そのため病気に対する知識は殆ど無く、疫病の流行を止める事など出来ない。
そんな連中に利用を任せたら船団はあらゆる病気で溢れかえる。
いや監獄船の段階から病気が蔓延しており、今でも危険な状態だ。
「この状況を止められるのは彼女しか居ないよ」
「それは認めるわ」
レナはカイルに渋々同意した。レナは前の艦で疫病が殆ど発生して居らず、発症者が出ても軽症で回復したのを何度も目撃している。
故にヒラリーの内科医としての腕前に疑問は抱いていない。
「でも本当に彼女で良いの? あんな事をするのよ」
「他に内科医のアテがあるなら是非紹介してくれ」
「ゴメン、無理」
切羽詰まったような目でレナが尋ねると、同じような目でカイルが尋ね返してきたため、レナは自分の非を認めた。
彼女以上の腕前を持つ医者などいない。
知り合いに医者はいることはいるが、陸上から遠く離れ事故、死亡の危険があり、給金が少ない軍艦の軍医など引き受けてくれるような人物などいない。

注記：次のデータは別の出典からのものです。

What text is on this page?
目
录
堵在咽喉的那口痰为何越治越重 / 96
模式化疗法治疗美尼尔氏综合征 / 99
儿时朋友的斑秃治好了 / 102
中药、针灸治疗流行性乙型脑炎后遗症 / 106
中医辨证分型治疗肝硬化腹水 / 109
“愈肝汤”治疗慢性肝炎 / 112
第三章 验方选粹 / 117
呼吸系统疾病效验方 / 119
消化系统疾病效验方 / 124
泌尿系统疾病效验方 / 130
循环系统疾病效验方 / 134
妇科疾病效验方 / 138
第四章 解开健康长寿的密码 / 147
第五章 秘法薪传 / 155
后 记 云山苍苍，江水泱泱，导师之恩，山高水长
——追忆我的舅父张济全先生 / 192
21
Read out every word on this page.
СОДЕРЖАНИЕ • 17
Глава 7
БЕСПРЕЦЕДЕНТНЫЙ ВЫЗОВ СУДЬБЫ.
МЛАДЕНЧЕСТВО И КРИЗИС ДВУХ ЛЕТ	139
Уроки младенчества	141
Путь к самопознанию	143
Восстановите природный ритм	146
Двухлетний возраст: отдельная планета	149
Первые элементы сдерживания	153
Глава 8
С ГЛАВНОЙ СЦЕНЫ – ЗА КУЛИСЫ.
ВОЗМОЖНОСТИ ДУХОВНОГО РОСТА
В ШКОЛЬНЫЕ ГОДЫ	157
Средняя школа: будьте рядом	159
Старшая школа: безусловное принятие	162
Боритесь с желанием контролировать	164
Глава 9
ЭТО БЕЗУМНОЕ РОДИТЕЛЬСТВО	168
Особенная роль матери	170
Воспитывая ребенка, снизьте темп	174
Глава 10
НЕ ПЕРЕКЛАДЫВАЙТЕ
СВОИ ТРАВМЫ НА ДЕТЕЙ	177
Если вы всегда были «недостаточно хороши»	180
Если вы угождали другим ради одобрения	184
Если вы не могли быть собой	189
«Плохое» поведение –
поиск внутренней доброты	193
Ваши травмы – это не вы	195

医師ならば、はるかに安全でより大金を貰える開業医をやりたいに決まっている。
「なら、これ以上抗議するのはやめてくれ。やる事は沢山あるんだ」
「そうね。あんな酷い光景を見る必要なんて無いわよね」
既に前の艦でヒラリーを経験済みの二人は、この後に起こることを確信して、ボートに乗り込むためにタラップを下りて行く。
囚人が上げる歓喜の声が恐怖の悲鳴に変わることを。